The initial coin offering (ICO) has emerged as a corporate financing trend just as volatile as many of the cryptocurrencies themselves. Earlier this year, CoinDesk data revealed more money was raised via ICO in the first quarter of 2018 than in the entirety of 2017, totaling $6.3 billion raised in those first three months.
However, Autonomous Research recently released its own data that may signal a slump in ICO, noting that a mere $326 million was raised in August — significantly down from the $1.5 billion raised via ICO in July.
It marked the first drop in ICO funding in more than a year, according to Bloomberg reports, citing a correlation between ICO funding declines and drops in cryptocurrency values. Ether, for instance, seems to have dropped in value, just as many organizations that had previously raised funds in Ether via ICO “cash out” so as to finance their operations and pay for expenses, Bloomberg said.
This week, U.S. Representative Warren Davidson (R-Ohio) is hosting a “Legislating Certainty for Cryptocurrencies” roundtable, with financial firms, venture capitalists (VCs) and cryptocurrency companies all gathering to say their piece on the shaping of crypto regulation. Reports in CNBC said Davidson described the existing legislative framework in the cryptocurrency market as “sloppy,” and invited industry stakeholders to participate in the roundtable in an effort to “preempt a heavy-handed regulatory approach that could stall innovation and kill the U.S. ICO market.”
The ICO can undoubtedly be a lucrative source of funding for companies. However, firms that choose this path often go it alone, navigating cryptocurrency volatility and regulatory uncertainty without access to advisors and other support.
“There is a big gap in the market,” says David Siemer, founder and CEO of Wavemaker Partners. He is also CEO of his new venture Genesis, a company formed to provide consulting and asset management services in the context of cryptocurrencies.
Not only do the founders of projects raising funds via ICO rarely have a background in treasury management, but the nature of the current crypto ecosystem means these innovators need guidance, Siemer told PYMNTS in a recent interview.

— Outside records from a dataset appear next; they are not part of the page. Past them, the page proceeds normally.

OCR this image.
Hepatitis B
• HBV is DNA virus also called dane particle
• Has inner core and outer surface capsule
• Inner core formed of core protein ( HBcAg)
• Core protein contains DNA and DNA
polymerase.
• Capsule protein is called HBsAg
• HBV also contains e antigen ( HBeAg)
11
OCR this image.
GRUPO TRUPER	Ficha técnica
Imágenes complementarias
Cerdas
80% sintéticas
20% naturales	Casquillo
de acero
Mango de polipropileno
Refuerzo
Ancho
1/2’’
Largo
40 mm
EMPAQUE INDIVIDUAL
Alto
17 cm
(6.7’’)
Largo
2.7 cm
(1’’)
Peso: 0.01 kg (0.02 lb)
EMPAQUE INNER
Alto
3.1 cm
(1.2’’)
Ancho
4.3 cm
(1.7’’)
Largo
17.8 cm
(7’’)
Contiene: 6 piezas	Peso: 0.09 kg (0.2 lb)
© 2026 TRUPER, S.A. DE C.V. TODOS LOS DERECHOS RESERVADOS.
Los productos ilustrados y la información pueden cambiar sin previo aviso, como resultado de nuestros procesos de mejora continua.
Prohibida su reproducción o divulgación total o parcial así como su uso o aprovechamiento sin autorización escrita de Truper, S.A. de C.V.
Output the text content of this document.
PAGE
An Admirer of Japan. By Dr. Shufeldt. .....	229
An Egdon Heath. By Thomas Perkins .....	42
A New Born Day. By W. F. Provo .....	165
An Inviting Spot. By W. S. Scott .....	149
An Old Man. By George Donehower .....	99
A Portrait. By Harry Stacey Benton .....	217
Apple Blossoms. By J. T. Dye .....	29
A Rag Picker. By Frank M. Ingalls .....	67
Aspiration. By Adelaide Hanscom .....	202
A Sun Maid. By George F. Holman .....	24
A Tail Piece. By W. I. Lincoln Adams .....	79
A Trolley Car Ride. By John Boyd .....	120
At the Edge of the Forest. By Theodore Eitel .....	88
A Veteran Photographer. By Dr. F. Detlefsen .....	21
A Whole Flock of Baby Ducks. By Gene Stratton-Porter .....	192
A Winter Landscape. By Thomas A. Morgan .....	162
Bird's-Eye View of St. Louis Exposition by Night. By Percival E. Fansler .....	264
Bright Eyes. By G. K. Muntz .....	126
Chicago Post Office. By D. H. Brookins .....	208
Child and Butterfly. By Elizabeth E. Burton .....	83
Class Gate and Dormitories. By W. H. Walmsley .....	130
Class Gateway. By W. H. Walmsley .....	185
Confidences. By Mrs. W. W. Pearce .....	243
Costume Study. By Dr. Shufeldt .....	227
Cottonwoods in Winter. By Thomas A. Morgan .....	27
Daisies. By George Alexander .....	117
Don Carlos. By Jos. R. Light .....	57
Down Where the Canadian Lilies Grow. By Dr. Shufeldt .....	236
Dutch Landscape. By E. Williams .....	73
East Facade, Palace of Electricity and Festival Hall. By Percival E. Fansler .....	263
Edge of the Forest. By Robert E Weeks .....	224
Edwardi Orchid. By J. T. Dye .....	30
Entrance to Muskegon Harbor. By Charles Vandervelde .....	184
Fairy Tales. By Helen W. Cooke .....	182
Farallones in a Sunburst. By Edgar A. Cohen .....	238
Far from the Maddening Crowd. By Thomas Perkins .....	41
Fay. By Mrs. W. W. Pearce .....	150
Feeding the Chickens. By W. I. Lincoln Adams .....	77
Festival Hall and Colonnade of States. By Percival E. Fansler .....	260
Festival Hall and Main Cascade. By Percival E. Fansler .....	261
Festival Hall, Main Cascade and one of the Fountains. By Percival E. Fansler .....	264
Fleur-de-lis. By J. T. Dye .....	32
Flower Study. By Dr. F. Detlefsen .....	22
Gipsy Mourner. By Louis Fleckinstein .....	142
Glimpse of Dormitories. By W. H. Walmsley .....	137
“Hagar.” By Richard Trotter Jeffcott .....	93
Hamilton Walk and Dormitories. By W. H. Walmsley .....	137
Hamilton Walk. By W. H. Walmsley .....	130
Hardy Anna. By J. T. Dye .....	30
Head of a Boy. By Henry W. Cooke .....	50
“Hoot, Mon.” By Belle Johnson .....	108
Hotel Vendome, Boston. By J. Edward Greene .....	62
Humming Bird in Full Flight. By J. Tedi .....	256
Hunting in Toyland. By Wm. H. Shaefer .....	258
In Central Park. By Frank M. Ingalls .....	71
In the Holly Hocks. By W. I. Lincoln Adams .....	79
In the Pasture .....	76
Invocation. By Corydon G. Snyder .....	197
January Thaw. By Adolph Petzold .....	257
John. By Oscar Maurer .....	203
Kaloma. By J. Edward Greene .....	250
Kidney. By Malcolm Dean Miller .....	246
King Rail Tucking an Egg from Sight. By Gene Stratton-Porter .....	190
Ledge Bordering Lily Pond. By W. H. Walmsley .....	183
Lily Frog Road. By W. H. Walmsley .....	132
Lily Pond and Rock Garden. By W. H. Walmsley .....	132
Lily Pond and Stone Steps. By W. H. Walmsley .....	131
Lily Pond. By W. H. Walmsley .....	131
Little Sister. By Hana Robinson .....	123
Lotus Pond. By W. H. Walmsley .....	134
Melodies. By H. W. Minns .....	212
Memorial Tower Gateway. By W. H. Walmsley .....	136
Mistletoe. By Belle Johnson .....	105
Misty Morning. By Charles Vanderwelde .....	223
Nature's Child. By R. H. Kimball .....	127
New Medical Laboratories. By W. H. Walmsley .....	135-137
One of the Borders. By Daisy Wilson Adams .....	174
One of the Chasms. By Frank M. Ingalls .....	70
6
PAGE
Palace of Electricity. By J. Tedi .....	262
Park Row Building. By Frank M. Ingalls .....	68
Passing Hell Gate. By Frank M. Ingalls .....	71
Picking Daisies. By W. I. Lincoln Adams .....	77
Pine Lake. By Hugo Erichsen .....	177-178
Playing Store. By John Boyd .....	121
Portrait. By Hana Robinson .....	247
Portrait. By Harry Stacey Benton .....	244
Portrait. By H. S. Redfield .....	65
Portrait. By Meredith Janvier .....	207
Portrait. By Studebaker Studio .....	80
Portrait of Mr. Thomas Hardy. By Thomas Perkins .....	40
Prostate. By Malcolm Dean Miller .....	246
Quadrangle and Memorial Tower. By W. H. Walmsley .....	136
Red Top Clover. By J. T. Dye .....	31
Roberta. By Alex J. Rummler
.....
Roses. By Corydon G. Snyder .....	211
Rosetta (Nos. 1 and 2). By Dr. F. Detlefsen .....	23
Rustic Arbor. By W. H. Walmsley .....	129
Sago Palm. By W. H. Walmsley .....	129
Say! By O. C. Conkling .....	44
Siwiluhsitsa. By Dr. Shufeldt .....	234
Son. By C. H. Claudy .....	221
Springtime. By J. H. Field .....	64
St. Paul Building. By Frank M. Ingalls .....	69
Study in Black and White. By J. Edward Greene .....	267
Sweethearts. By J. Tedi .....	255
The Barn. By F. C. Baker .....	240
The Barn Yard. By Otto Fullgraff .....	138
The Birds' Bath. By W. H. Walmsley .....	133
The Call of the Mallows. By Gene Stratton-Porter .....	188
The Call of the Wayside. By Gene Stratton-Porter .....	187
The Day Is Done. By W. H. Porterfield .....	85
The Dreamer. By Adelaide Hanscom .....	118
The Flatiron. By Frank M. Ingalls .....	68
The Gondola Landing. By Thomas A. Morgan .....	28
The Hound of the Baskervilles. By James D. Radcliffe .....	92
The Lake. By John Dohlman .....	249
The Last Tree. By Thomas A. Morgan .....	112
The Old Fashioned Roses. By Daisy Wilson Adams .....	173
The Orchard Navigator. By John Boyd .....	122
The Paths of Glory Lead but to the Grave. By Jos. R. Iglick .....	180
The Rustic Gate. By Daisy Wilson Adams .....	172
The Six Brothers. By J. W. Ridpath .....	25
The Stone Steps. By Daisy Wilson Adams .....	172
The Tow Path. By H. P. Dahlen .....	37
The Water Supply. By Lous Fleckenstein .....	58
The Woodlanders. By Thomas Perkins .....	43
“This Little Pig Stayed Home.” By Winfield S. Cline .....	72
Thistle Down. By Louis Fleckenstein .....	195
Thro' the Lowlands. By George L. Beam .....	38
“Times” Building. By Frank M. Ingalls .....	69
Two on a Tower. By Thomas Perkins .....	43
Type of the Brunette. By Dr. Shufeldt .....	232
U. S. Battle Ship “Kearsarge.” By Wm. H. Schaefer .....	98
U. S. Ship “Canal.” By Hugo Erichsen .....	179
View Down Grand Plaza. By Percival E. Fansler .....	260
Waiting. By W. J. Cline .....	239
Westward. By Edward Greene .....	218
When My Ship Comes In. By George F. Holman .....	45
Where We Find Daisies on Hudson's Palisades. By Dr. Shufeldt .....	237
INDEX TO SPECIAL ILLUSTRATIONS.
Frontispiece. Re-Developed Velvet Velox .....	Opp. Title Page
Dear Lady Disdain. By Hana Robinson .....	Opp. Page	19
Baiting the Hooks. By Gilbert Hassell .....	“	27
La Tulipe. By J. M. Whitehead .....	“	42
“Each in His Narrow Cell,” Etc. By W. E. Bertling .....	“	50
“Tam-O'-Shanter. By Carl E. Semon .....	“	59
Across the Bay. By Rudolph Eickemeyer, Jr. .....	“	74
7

“Bottom line: Projects raise money to build a product, not to speculate on the prices of crypto,” he said. That volatility is an important consideration, given that most of a blockchain or crypto startup’s expenses will be in fiat currency, Siemer said. Organizations that hold onto their Ether (ETH) or bitcoin (BTC) after an ICO are greatly exposed to that threat of volatility.
“We’ve seen some ICO project treasuries fall by 80 percent or more, resulting in significantly less runway for building out their product and business,” he continued. There’s also the major challenge of access to bank account services for companies with significant volumes of cryptocurrencies.
Traditional financial institutions (FIs) have been historically reluctant to bank companies managing cryptocurrencies, particularly with regulations surrounding the crypto ecosystem largely undefined and unclear. It’s another gap in the market giving rise to FinTech firms addressing this issue. (One startup, Bitwala, announced this week that it raised $4 million to provide traditional banking services for cryptocurrency, signaling at lease some interest among traditional banks to work with crypto).
In addition to these hurdles, Genesis President Cory Klippsten told PYMNTS that there are a range of other issues that companies face when they lack advisory services for their crypto operations or following an ICO.
“Crypto is very different from the traditional startup world,” he said. “Everything is open source, meaning that any feature in a public blockchain can be copied.”
He touted the network surrounding these projects as a “paramount” priority for companies.
“Most blockchain startups are protocols or platforms, so they have a community to build before they even get to end users,” Klippsten continued. “They are essentially engaged in ‘platform wars’ from the word ‘go.'”
Furthermore, many of these projects raising funds lack the resources and internal staff to manage that pressure or other more typical challenges, like marketing and branding.
Both Klippsten and Siemer emphasized that these hurdles will persist and evolve for crypto and blockchain startups, even as the market shifts toward legitimizing cryptocurrencies. Siemer pointed to Goldman Sachs‘ consideration to offer custody for cryptocurrencies, according to unnamed sources in Bloomberg last month. This followed the formation of Komainu, a custody consortium formed earlier this month, which includes top traditional FIs such as JPMorgan Chase and The Bank of New York Mellon.
As the traditional financial services (FinServ) market continues its exploration of custody and other crypto services, and as FinServ regulators consider how to protect investors and innovators without stifling innovation, crypto firms are going to need guidance as they navigate the industry and raise more funds via ICOs.
Genesis plans to offer a “full suite of treasury management services,” including audit and tax reporting, investment management, and custody and liquidity services for the industry. According to Klippsten, adequate treasury management that can handle the unique challenges of the crypto market won’t only be essential for the new market entrants.
“Assuming crypto will be an accepted payment system, corporates will need to handle their exposure to their clients in payments and other aspects,” he said. “On top of that, their clients’ crypto exposure will also affect decisions made.”